Hi Alvaro!
On 23/11/18 1:10 μ.μ., Alvaro Herrera wrote:
On 2018-Nov-14, Rui DeSousa wrote:
On Nov 14, 2018, at 3:31 AM, Achilleas Mantzios <achill@xxxxxxxxxxxxxxxxxxxxx> wrote:
Our sysadms (seasoned linux/network guys : we have been working here
for more than 10 yrs) were absolute in that we run no firewall or
other traffic shaping system between the two hosts. (if we did the
problem would manifest itself earlier). Can you recommend what to
look for exactly regarding both TCP stacks ? The subscriber node is
a clone of the primary. We have :
# sysctl -a | grep -i keepaliv
net.ipv4.tcp_keepalive_intvl = 75
net.ipv4.tcp_keepalive_probes = 9
net.ipv4.tcp_keepalive_time = 7200
Those keep alive settings are linux’s defaults and work out to be 18
hours before the abandon connection is dropped. So, the WAL receiver
should have corrected itself after that time. For reference, I run
terminating abandon session within 15 mins as they take-up valuable
database resources and could potentially hold on to locks, snapshots,
etc.
Where does your 18h figure come from? As I understand it, these numbers
mean "wait 7200 seconds, then send 9 probes 75 seconds apart", kill the
connection if not reply is obtained. So that works out to about 131
minutes (modulo fencepost bug). Certainly not 18 hours ...

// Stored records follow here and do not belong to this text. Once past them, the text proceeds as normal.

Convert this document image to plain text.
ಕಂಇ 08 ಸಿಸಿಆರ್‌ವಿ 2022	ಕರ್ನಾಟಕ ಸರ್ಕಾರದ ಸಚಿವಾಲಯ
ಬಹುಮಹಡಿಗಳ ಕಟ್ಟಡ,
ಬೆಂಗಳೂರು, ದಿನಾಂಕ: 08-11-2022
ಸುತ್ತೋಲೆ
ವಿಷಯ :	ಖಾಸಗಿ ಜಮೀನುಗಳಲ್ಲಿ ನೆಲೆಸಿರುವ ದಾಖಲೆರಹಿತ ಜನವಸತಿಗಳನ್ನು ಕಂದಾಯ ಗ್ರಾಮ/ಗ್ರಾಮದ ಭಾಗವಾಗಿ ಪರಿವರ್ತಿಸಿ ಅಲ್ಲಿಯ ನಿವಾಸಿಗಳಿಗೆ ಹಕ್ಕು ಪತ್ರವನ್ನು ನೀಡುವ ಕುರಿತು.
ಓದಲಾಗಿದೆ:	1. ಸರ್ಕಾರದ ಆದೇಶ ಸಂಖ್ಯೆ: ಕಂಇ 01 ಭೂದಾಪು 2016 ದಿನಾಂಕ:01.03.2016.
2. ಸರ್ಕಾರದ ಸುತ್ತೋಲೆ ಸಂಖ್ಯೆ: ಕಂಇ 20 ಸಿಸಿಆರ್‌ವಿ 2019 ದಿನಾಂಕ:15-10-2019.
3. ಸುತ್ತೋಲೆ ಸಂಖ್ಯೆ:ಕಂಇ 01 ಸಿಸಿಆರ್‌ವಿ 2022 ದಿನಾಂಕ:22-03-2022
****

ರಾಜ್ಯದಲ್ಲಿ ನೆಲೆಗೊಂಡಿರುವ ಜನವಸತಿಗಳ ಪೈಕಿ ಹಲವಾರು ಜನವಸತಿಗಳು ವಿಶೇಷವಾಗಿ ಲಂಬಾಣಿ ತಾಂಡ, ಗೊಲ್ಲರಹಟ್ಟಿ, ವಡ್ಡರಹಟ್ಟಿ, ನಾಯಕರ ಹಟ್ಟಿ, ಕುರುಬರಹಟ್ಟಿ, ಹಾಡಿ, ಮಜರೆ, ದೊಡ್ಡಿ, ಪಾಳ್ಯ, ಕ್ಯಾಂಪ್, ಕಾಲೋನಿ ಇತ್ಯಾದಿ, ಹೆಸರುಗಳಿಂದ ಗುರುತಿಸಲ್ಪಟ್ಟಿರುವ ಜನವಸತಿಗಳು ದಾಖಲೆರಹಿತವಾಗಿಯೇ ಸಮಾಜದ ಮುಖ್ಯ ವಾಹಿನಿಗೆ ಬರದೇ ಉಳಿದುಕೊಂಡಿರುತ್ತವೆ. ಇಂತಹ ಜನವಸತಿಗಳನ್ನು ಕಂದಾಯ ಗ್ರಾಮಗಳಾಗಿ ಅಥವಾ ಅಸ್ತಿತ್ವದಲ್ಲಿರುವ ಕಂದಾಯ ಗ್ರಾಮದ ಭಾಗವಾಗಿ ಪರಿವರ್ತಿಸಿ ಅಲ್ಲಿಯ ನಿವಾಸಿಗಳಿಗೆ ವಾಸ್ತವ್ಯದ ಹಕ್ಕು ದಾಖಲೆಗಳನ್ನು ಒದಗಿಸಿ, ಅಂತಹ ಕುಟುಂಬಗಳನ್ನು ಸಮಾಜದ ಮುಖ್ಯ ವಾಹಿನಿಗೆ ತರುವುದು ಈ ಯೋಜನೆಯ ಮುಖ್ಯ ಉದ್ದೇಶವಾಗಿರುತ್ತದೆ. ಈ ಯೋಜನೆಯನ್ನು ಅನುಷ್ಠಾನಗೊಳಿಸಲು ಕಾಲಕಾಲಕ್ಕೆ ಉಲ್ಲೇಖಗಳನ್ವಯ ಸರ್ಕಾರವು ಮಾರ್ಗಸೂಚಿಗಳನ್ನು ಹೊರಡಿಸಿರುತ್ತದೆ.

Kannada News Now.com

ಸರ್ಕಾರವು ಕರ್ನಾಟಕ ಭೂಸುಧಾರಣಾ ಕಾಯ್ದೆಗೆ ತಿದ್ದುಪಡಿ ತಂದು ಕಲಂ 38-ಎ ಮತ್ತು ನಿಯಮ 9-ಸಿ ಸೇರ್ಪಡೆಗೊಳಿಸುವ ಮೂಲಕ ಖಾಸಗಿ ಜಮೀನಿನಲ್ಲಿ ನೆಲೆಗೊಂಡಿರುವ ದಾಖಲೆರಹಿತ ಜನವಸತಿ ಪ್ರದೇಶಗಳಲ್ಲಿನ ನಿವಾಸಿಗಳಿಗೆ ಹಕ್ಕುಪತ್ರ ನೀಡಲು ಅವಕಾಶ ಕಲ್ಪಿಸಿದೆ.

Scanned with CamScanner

Thanks, yes it sums up to 2Hrs 11 Mins. The moments after the primary crushed I didn't have the nerves/patience/guts to wait that long and actually prove that the subscriber listened happily to a
ghost/stuck connection.
Now ... I have seen Linux kernel code that seemed to me to cause network
transmission get stuck *in the kernel* without any way out. Now I'm not
a kernel expert and I don't know if this applies to your case (maybe it
got fixed already), but it was definitely some process that was stuck
with "wchan" set to a network kernel call and way beyond TCP keepalives.
It seems we'll have to upgrade our systems/kernels ASAP. Thanks a lot!
--
Achilleas Mantzios
IT DEV Lead
IT DEPT
Dynacom Tankers Mgmt